Riset: Benua-benua Besar Akan Bergabung Lagi

Mereka terakhir kali menyatu pada 300 juta tahun silam, disebut sebagai Pangaea.

Kamis, 9 Februari 2012, 08:37 WIB
Renne R.A Kawilarang
Foto terakhir bumi tahun 2010 (NOAA/NASA GOES Project)

VIVAnews - Tim ilmuwan di Universitas Yale, AS, baru-baru ini melontarkan prediksi yang cukup mencengangkan. Mereka memperkirakan bahwa benua-benua di muka bumi akan bergabung lagi dalam kurun 50-200 juta tahun mendatang.

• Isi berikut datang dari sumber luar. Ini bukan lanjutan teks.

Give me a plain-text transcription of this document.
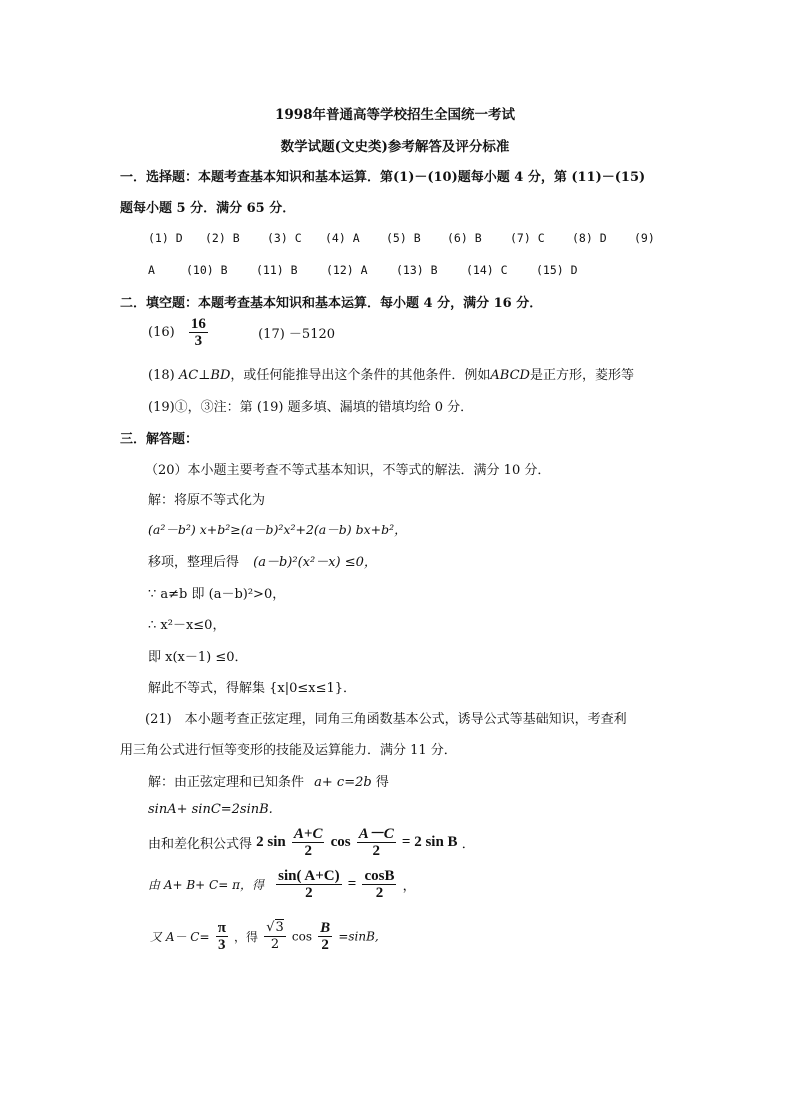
1998年普通高等学校招生全国统一考试
数学试题(文史类)参考解答及评分标准
一．选择题：本题考查基本知识和基本运算．第(1)－(10)题每小题 4 分，第 (11)－(15)
题每小题 5 分．满分 65 分．
(1) D (2) B (3) C (4) A (5) B (6) B (7) C (8) D (9)
A	(10) B (11) B (12) A (13) B (14) C (15) D
二．填空题：本题考查基本知识和基本运算．每小题 4 分，满分 16 分．
$(16) \frac{16}{3}$	(17) －5120
(18) AC⊥BD，或任何能推导出这个条件的其他条件．例如ABCD是正方形，菱形等
(19)①，③注：第 (19) 题多填、漏填的错填均给 0 分．
三．解答题：
（20）本小题主要考查不等式基本知识，不等式的解法．满分 10 分．
解：将原不等式化为
(a²－b²) x+b²≥(a－b)²x²+2(a－b) bx+b²，
移项，整理后得 (a－b)²(x²－x) ≤0，
∵ a≠b 即 (a－b)²>0，
∴ x²－x≤0，
即 x(x－1) ≤0．
解此不等式，得解集 {x|0≤x≤1}．
(21)　本小题考查正弦定理，同角三角函数基本公式，诱导公式等基础知识，考查利
用三角公式进行恒等变形的技能及运算能力．满分 11 分．
解：由正弦定理和已知条件 a+ c=2b 得
sinA+ sinC=2sinB.
由和差化积公式得 2 $\sin \frac{A+C}{2}$ $\cos \frac{A-C}{2} = 2$ sin B ．
由 A+ B+ C= π，得 $\frac{\sin( A+C)}{2} = \frac{\cos B}{2}$ ，
又 $A- C= \frac{\pi}{3}$ ，得 $\frac{√3}{2}$ $\cos \frac{B}{2} =\sin B$,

Amerika dan Eurasia diprediksi akan bertubrukan di Kutub Utara. Afrika dan Australia pada akhinya akan bergabung juga dengan "Benua Super" itu. Tim ilmuwan pun yakin benua-benua itu terakhir kali sempat menyatu pada 300 juta tahun silam, yang wilayahnya disebut sebagai Pangaea.

Menurut laman BBC, kajian tim ilmuwan Yale atas reuni benua-benua itu diungkapkan dalam jurnal ilmiah Nature.

Bagi mereka, penggabungan kembali benua-benua besar itu bukan tidak mungkin terjadi. Daratan pada dasarnya bergerak secara konstan saat terjadi aktivitas tektonik di suatu bagian permukaan Bumi.

Aktivitas ini membentuk daerah-daerah seperti Mid-Atlantic Ridge--yang menjadi lokasi Islandia--dan wilayah-wilayah seperti yang terlihat di lepas pantai Jepang, dimana satu daratan kecil (pelat) bersinggungan dengan yang lain.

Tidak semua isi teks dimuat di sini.